Due to the location in rural northern Michigan, Crawford County's greatest economic growth occurred in the 1800s when lumbering clear-cut most of the extensive forests. With the trees gone, tourism became the center of the economy.
In the 1870s Crawford County became a popular destination for recreational fishing. The Michigan grayling, found in the Au Sable River, first gained the attention of anglers. The Avalanche's first edition featured a fishing story on the front-page. By the end of the century, the grayling species vanished due to a combination of overfishing, river degradation due to logging, and the impact of human-introduced brown trout. The Au Sable River of today boasts large populations of brown and rainbow trout and remains a premiere trout fishing area in both Michigan and the nation.

==Circulation==
The circulation area of the Avalanche covers all of Crawford County including the city of Grayling, Grayling Charter Township, Beaver Creek Township, Frederic Township, Lovells Township, Maple Forest Township, South Branch Township, and limited portions of Kalkaska, Roscommon and Otsego counties in the northwest lower peninsula.
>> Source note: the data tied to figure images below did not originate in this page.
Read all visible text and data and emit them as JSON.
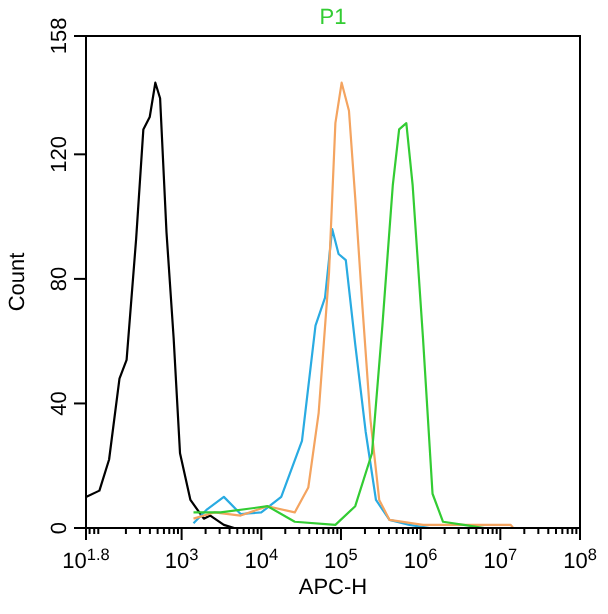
{
  "chart_data": {
    "type": "line",
    "title": "P1",
    "xlabel": "APC-H",
    "ylabel": "Count",
    "log": "x",
    "xlim": [
      63.0957,
      100000000
    ],
    "xticks": [
      {
        "value": 63.0957,
        "label": "10$^{1.8}$"
      },
      {
        "value": 1000,
        "label": "10$^{3}$"
      },
      {
        "value": 10000,
        "label": "10$^{4}$"
      },
      {
        "value": 100000,
        "label": "10$^{5}$"
      },
      {
        "value": 1000000,
        "label": "10$^{6}$"
      },
      {
        "value": 10000000,
        "label": "10$^{7}$"
      },
      {
        "value": 100000000,
        "label": "10$^{8}$"
      }
    ],
    "ylim": [
      0,
      158
    ],
    "yticks": [
      0,
      40,
      80,
      120,
      158
    ],
    "grid": false,
    "marker": "none",
    "line_style": "solid",
    "series": [
      {
        "color": "#000000",
        "x": [
          64,
          93,
          123,
          166,
          204,
          269,
          331,
          398,
          468,
          537,
          646,
          794,
          955,
          1290,
          1900,
          2290,
          3390,
          4570
        ],
        "values": [
          10,
          12,
          22,
          48,
          54,
          93,
          128,
          132,
          143,
          138,
          95,
          61,
          24,
          9,
          3,
          4,
          1,
          0
        ]
      },
      {
        "color": "#29abe2",
        "x": [
          1410,
          2090,
          3390,
          5500,
          10000,
          17800,
          32400,
          47900,
          63100,
          77600,
          93300,
          115000,
          151000,
          204000,
          275000,
          407000,
          724000,
          1290000
        ],
        "values": [
          1.5,
          6,
          10,
          4.5,
          5,
          10,
          28,
          65,
          74,
          96,
          88,
          86,
          59,
          31,
          9,
          2.6,
          1,
          0
        ]
      },
      {
        "color": "#f4a460",
        "x": [
          1410,
          2570,
          5500,
          12000,
          26300,
          38900,
          52500,
          70800,
          85100,
          102000,
          126000,
          151000,
          186000,
          234000,
          302000,
          407000,
          1070000,
          13500000,
          14500000
        ],
        "values": [
          3,
          5,
          4,
          7,
          5,
          13,
          37,
          82,
          130,
          143,
          134,
          106,
          71,
          35,
          9,
          2.6,
          1,
          1,
          0
        ]
      },
      {
        "color": "#33cc33",
        "x": [
          1410,
          3090,
          12000,
          26300,
          85100,
          151000,
          245000,
          331000,
          447000,
          537000,
          661000,
          794000,
          1070000,
          1410000,
          1910000,
          3470000,
          6310000
        ],
        "values": [
          5,
          5,
          7,
          2,
          1,
          7,
          24,
          65,
          110,
          128,
          130,
          110,
          61,
          11,
          2,
          1,
          0
        ]
      }
    ]
  }
}
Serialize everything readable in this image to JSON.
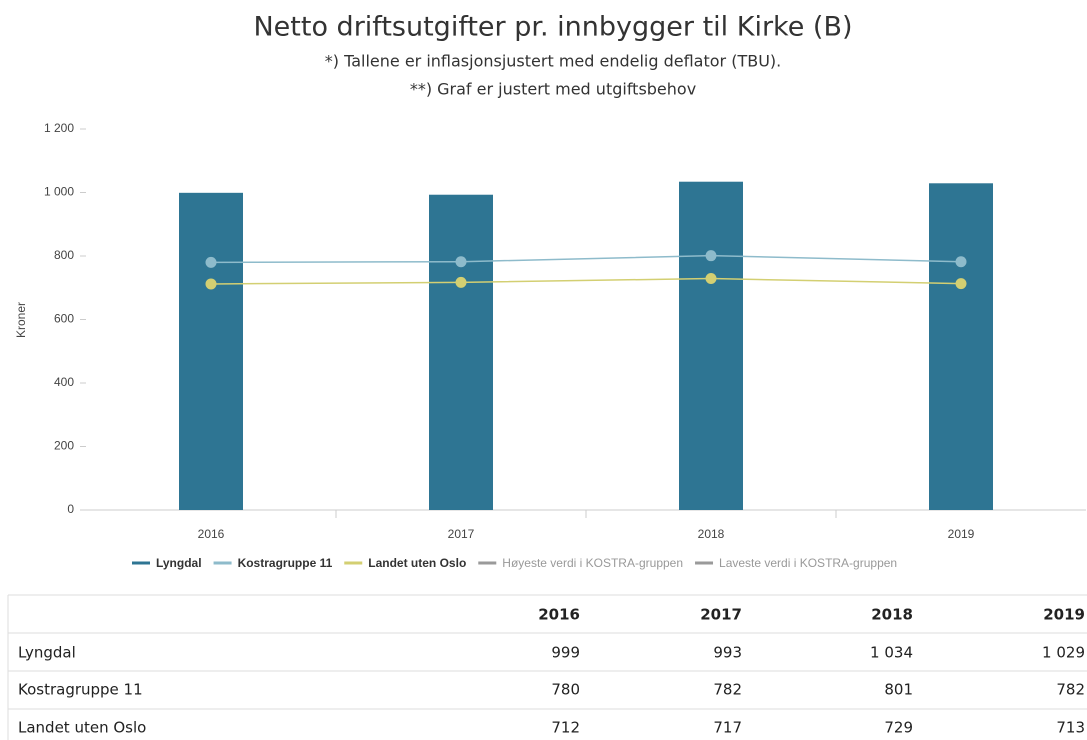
{
  "chart_data": {
    "type": "bar",
    "title": "Netto driftsutgifter pr. innbygger til Kirke (B)",
    "subtitle": [
      "*) Tallene er inflasjonsjustert med endelig deflator (TBU).",
      "**) Graf er justert med utgiftsbehov"
    ],
    "y_label": "Kroner",
    "categories": [
      "2016",
      "2017",
      "2018",
      "2019"
    ],
    "series": [
      {
        "name": "Lyngdal",
        "type": "bar",
        "color": "#2e7593",
        "values": [
          999,
          993,
          1034,
          1029
        ],
        "value_labels": [
          "999",
          "993",
          "1 034",
          "1 029"
        ]
      },
      {
        "name": "Kostragruppe 11",
        "type": "line",
        "color": "#8ebbcb",
        "values": [
          780,
          782,
          801,
          782
        ]
      },
      {
        "name": "Landet uten Oslo",
        "type": "line",
        "color": "#d3cf72",
        "values": [
          712,
          717,
          729,
          713
        ]
      },
      {
        "name": "Høyeste verdi i KOSTRA-gruppen",
        "type": "line",
        "color": "#9a9a9a",
        "hidden": true,
        "values": [
          null,
          null,
          null,
          null
        ]
      },
      {
        "name": "Laveste verdi i KOSTRA-gruppen",
        "type": "line",
        "color": "#9a9a9a",
        "hidden": true,
        "values": [
          null,
          null,
          null,
          null
        ]
      }
    ],
    "ylim": [
      0,
      1200
    ],
    "yticks": [
      0,
      200,
      400,
      600,
      800,
      {
        "value": 1000,
        "label": "1 000"
      },
      {
        "value": 1200,
        "label": "1 200"
      }
    ],
    "grid": false,
    "legend": "bottom",
    "table": true
  }
}
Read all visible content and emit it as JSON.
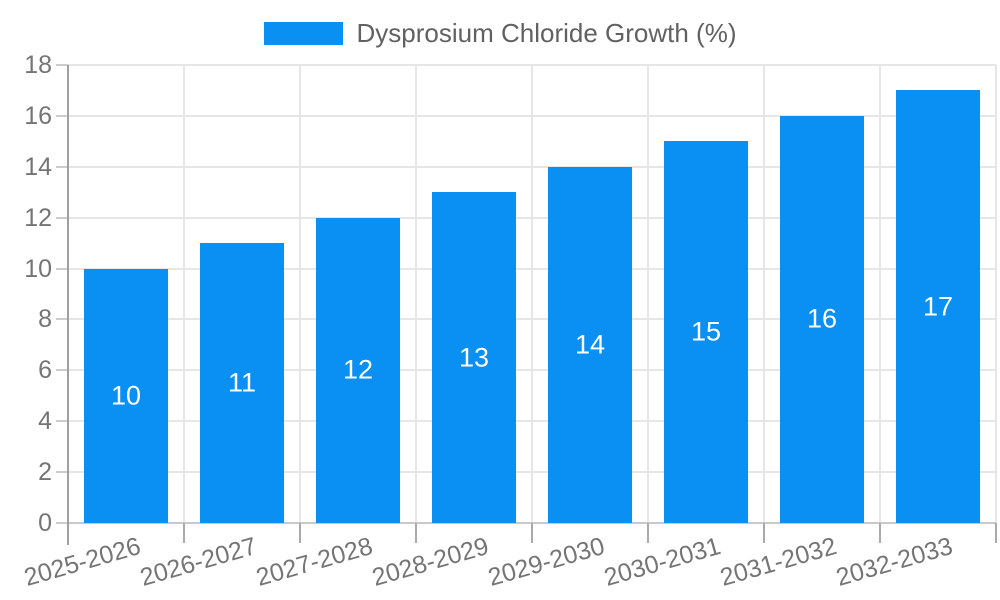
{
  "chart_data": {
    "type": "bar",
    "title": "",
    "categories": [
      "2025-2026",
      "2026-2027",
      "2027-2028",
      "2028-2029",
      "2029-2030",
      "2030-2031",
      "2031-2032",
      "2032-2033"
    ],
    "series": [
      {
        "name": "Dysprosium Chloride Growth (%)",
        "values": [
          10,
          11,
          12,
          13,
          14,
          15,
          16,
          17
        ]
      }
    ],
    "bar_value_labels": [
      "10",
      "11",
      "12",
      "13",
      "14",
      "15",
      "16",
      "17"
    ],
    "xlabel": "",
    "ylabel": "",
    "ylim": [
      0,
      18
    ],
    "yticks": [
      "0",
      "2",
      "4",
      "6",
      "8",
      "10",
      "12",
      "14",
      "16",
      "18"
    ],
    "grid": true,
    "legend_position": "top-center",
    "colors": {
      "bar": "#0a8ff2",
      "bar_label": "#ffffff",
      "axis_text": "#757575",
      "legend_text": "#616161",
      "gridline": "#e6e6e6",
      "y_axis_line": "#a0a0a0"
    }
  }
}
Print circulation during the winter is 5,000; summer is 5,400. Over 10,000 people read the paper each week which is 94% of Crawford County's adults.

==Issues==
While the economy of Michigan as a whole has been characterized as stagnant or declining, the Grayling area demonstrated marginal population growth in the 2000s.
The Grayling area's economy centers on four-season recreation, retirement living, tourism, military, and higher education, and the newspaper covers these concerns. The editorial board often writes aggressively on environmental issues, with a particular emphasis on the ecology of the Au Sable Rivers, expansion of Camp Grayling and political issues.